In the meantime, there are a plethora of short-term studies attempting to distinguish the effects of vaping from those of conventional cigarettes. Currently, these studies are focusing on testing the effects of different components of vaping liquids. Flavors are a primary concern, as most of these components were not tested with inhalation in mind. So far, research indicates that their concern is not unfounded.
For example, a 2017 study published in Respiratory Research found that asthmatic subjects who took part in a 1-h acute vaping session using non-flavored vaping liquid made with a contaminant-free mixture showed no increase in adverse effects in a controlled environment. However, a study published in Respirology the same year found that flavored vapes did result in increased asthma symptoms in their experimental sessions, which employed standardized settings to replicate typical usage. The Asthma Respiratory Foundation of New Zealand suggests that the distinction is likely to come from the fact that vaping liquids currently use more than 7000 food products to produce their flavors, none of which have ever been tested for inhalation.

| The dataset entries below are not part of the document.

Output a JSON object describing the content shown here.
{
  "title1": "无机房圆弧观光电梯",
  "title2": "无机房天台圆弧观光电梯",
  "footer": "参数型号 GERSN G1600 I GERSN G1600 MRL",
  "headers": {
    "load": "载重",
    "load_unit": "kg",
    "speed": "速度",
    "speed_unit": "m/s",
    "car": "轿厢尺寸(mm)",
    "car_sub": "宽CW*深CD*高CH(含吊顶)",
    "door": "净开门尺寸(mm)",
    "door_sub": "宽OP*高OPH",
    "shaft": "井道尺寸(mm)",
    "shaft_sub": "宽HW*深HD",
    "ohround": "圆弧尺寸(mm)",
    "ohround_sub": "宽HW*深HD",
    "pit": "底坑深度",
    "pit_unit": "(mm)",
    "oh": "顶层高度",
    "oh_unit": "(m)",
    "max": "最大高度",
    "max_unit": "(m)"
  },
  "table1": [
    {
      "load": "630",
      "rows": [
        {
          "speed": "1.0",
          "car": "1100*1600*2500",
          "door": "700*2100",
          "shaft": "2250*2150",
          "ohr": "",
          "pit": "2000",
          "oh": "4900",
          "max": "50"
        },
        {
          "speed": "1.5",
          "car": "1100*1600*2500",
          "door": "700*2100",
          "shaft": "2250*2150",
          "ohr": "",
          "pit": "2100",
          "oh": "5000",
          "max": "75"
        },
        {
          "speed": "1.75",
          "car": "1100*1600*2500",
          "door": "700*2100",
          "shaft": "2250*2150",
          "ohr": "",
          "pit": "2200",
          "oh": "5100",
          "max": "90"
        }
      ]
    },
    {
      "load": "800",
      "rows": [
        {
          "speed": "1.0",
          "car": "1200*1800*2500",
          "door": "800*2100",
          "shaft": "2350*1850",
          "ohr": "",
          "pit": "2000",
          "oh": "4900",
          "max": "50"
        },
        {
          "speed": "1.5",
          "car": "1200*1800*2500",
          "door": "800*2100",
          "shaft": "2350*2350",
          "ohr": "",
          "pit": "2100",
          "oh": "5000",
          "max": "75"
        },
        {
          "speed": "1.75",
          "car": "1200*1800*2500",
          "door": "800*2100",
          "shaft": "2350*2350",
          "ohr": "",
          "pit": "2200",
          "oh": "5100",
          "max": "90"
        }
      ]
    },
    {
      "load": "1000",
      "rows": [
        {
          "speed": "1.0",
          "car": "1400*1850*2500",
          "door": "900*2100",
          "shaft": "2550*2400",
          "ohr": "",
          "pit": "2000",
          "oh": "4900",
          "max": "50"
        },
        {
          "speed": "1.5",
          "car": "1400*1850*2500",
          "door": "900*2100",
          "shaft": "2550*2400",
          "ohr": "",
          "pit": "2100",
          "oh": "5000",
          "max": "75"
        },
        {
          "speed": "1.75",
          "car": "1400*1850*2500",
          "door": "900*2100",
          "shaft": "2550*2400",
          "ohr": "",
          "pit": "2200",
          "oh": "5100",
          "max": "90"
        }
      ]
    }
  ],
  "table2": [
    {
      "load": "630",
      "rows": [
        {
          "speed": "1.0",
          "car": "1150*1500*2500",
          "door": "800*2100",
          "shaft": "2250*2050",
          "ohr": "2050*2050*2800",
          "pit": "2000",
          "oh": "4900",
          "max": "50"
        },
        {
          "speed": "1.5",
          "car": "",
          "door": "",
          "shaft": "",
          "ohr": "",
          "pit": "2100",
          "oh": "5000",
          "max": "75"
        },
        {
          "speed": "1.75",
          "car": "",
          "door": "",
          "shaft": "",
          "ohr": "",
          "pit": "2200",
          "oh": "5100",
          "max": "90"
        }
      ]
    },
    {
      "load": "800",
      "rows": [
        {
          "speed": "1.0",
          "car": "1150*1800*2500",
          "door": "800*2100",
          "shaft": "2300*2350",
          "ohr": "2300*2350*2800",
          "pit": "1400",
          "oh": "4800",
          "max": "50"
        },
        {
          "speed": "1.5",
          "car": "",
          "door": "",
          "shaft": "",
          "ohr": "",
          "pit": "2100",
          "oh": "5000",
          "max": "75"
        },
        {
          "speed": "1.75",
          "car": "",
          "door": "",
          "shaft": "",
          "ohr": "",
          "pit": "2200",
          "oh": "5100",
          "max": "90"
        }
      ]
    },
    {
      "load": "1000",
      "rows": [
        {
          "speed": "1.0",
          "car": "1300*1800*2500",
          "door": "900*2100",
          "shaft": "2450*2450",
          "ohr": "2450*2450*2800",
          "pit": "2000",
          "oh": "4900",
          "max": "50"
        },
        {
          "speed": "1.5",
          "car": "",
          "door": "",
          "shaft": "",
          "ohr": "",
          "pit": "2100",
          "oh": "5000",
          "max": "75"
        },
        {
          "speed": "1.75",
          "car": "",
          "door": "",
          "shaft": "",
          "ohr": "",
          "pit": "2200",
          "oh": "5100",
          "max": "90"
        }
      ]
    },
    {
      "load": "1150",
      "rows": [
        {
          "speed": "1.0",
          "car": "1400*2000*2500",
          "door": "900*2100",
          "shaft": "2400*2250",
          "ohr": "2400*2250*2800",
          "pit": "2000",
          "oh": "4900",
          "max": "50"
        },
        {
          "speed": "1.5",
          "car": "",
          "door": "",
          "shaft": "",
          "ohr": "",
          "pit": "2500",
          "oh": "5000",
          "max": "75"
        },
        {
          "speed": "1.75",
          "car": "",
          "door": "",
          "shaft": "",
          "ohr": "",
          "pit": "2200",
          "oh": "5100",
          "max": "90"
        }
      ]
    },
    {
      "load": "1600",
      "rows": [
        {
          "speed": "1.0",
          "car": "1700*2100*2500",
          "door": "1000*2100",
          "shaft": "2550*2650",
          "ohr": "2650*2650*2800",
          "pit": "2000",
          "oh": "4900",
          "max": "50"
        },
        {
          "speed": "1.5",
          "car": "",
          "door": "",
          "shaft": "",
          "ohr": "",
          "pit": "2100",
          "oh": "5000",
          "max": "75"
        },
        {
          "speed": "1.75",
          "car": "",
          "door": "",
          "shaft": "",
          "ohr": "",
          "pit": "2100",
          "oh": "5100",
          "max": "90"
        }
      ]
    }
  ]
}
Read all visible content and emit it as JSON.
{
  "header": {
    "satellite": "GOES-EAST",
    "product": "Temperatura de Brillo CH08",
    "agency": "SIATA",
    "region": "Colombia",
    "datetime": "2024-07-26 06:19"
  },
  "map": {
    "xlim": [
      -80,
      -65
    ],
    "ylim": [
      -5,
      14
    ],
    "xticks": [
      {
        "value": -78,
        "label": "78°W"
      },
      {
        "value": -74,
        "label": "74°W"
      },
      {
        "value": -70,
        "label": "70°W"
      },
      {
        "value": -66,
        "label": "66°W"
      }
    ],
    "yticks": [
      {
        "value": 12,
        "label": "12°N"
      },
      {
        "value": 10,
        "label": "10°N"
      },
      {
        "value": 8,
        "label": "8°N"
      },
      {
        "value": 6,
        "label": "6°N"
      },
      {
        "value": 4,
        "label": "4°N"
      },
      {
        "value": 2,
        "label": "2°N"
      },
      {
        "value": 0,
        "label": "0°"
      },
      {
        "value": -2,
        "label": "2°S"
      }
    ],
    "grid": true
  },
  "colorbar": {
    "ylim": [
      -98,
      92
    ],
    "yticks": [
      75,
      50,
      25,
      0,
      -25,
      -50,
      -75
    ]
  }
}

Due to the lack of regulation and the need for further studies, medical professionals have come to a general consensus against vaping unless it is being used as a method of addiction recovery. It is true that some studies, in highly controlled settings, show no increase in symptoms. However, the lack of heavy regulation in the vaping market makes it difficult to control what you are actually inhaling. The safest bet for anyone is to avoid it entirely. At least until scientists publish long-term research and more carefully regulate the industry. Knowing that vaping makes asthma worse may prompt you to look at your asthma management.
Managing Your Asthma
If you smoke, you are at a higher risk of developing asthma over your lifetime. If you’ve experienced any of the following then you need to schedule an appointment with your NYC pulmonologist:
- Shortness of breath
- Consistent coughing
- Chest pain
- Difficulty speaking
- Blue lips/pale face
Asthma Treatment NYC
Dr. Shukla will be able to assess your symptoms to help you identify whether or not you have developed asthma. Once diagnosed, Dr. Shukla can help talk you through asthma treatment options to aid you in controlling your day-to-day symptoms as well as any more severe attacks. Anti-inflammatory drugs and bronchodilators are sufficient for most cases. However, if you have severe symptoms, then Dr. Shukla may prescribe prednisone, an oral corticosteroid to help gain initial control before transferring you to another medication.
For smokers presenting with asthma, quitting is your fastest path back to health. The Center for Disease Control and Prevention provides a comprehensive guide to help you take the first steps towards a healthier future. Knowing that vaping makes asthma worse, now you can take steps to improve your lung health.